Olympio Metals managing director Sean Delaney said: “This is an incredible set of results to complete the assays for hole BO-26-63 and it is rare to see an intercept with 19.4m at 17.29 g/t gold. Our aim now will be to determine the size and geometry of this gold lode and to test for similar lodes through further drilling at Paquin and throughout the Bousquet project.”
Gold is hosted in quartz veins and geologists have identified two distinct vein types in the drill core. The most exciting are the larger blue quartz veins, the same vein type associated with visible gold and the highest grades seen at Paquin. With their characteristic chlorite and sericite alteration, these blue quartz veins are the geological signature of the system’s richest shoots and they clearly appear to be delivering.

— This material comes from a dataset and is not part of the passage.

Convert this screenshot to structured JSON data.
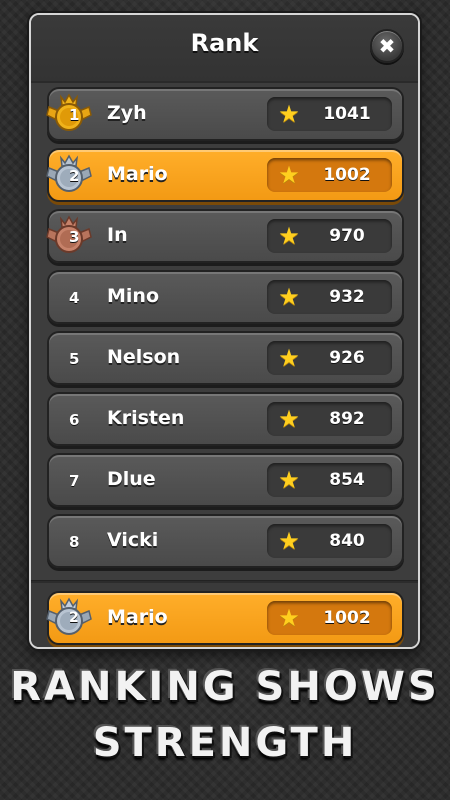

Olympio is now planning a downhole televiewer survey to better understand the structural orientation of the different lodes – critical information for designing the next round of drilling.
Meanwhile, assays are still pending for the remaining six holes from the phase two program, meaning the news flow from Bousquet is far from finished. Any one of those holes could add significantly to the picture.
For punters, the Bousquet story is starting to take shape as something genuinely exciting – bonanza grades, a world-class address on the Cadillac Break, multiple lodes potentially in play, and a busy pipeline of results still to come.
On one of the planet’s most celebrated gold belts, Olympio appears to have found something worth watching closely.